I felt her pain because I’ve been in positions kinda-sorta like that, but without the hairstyle. And there was nothing I could do or say about it, too. But I felt that if [me/my work] was that impacting and served as that much of an inspiration to (said persons), that you had to go and do, or say, such and such, then:
A: (somehow set up in their head we’re in some competition-persons): Why do you expend so much energy and time trying to act so oblivious, rivalrous, and hateful towards me but turn around and find my person and/or my work such that you take it on as if you were me?
…And (I’ve been in positions like):
B: (unnamed/well-known persons): Why do you expend so much energy and time trying to push me into oblivion, but at the same time find my person/my work useful to you and display it in front of my face as if I’m supposed to accept the compliment via osmosis, or be flattered with ‘imitation being the sincerest form of flattery’ theory and go be great. But instead, if me/what I did had that much of an impact on you and you obviously recognize the same as the world over does (by the high thousands) that you yourself found it useful to you, then why aren’t we making money together?
…so to a certain degree, I understood her plight.
I just found it interesting that when it hit the masses and The CPO got a hold of it (Court of Public Opinion) and although the process turned hairstyle belonged to neither woman; the fact of the matter is, the letter was treated as though there were no references mentioned whatsoever that should have even led the author of it to believe that the hair process wasn’t possibly the inspiration behind Rihanna wearing it (and now it’s a “style”)—Whereas, according to the author, the process was a no-go for she and her up and coming artist who (according to the author) did indeed cross paths with Rihanna and had some dealings with some affiliates of Rihanna’s.
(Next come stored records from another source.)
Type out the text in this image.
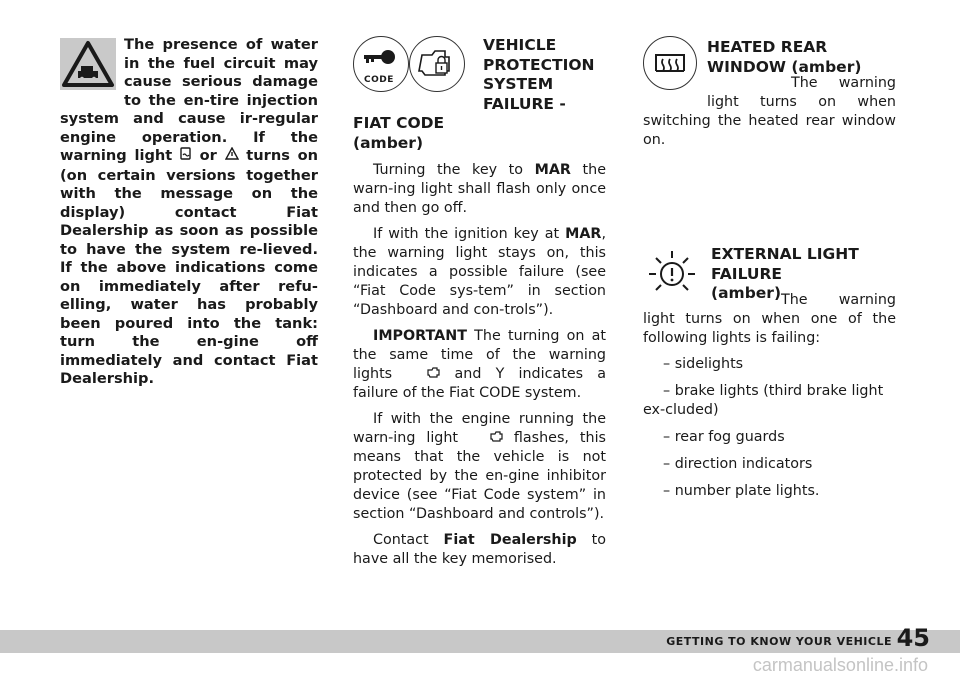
The presence of water in the fuel circuit may cause serious damage to the en-tire injection system and cause ir-regular engine operation. If the warning light  or  turns on (on certain versions together with the message on the display) contact Fiat Dealership as soon as possible to have the system re-lieved. If the above indications come on immediately after refu-elling, water has probably been poured into the tank: turn the en-gine off immediately and contact Fiat Dealership.
CODE
VEHICLE PROTECTION SYSTEM FAILURE - FIAT CODE
(amber)

Turning the key to MAR the warn-ing light shall flash only once and then go off.

If with the ignition key at MAR, the warning light stays on, this indicates a possible failure (see “Fiat Code sys-tem” in section “Dashboard and con-trols”).

IMPORTANT The turning on at the same time of the warning lights  and Y indicates a failure of the Fiat CODE system.

If with the engine running the warn-ing light  flashes, this means that the vehicle is not protected by the en-gine inhibitor device (see “Fiat Code system” in section “Dashboard and controls”).

Contact Fiat Dealership to have all the key memorised.

HEATED REAR WINDOW (amber)

The warning light turns on when switching the heated rear window on.

EXTERNAL LIGHT FAILURE
(amber) The warning light turns on when one of the following lights is failing:

– sidelights

– brake lights (third brake light ex-cluded)

– rear fog guards

– direction indicators

– number plate lights.

GETTING TO KNOW YOUR VEHICLE 45
carmanualsonline.info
The fact of the matter is, (if the contents of the letter is true), then I kinda don’t think her expressing her displeasure and dismissing Rihanna wearing the process turned hairstyle a “coincidence” is too far too fetched and should have been dismissed. Because by observation (and experience) I know how that kind of thing can indeed be done (and put on display right in front of your face)…
But on the flip side of that, I looked at it like this.
The consensus and verdict was (as adorable as Rihanna looked wearing it) that the hairstyle should remain in the salons. And God forbid the poor impressionable/easily influenced girls of the world should they start wearing this process as a style (since Rihanna put it on the map now).
And on the end of the other side of my take on it, considering that bald/shaved hairstyle that Rihanna has been wearing, perhaps she wanted to cover the shaved part of her head for the night and the only hairstyle that could make this possible, was that very same “process:” Wrap it around and around so as to cover the shaved part of her head.
I found that interesting that throughout the comments via radio and blogs, no one even considered that notion-at all, either (including the author of the letter who even acknowledged Rihanna wearing shaved hair)….
Having explained that slant on the whole hair-splitting ordeal, should we be looking for these shaved hair honeys to be Doobie’ing it too?
Only time will tell, but until then, we will keep you posted while crossing our fingers that Rihanna that will just go back to the shaved style that she totally owned: …… and leave everyone else to duking it out over the Doobie!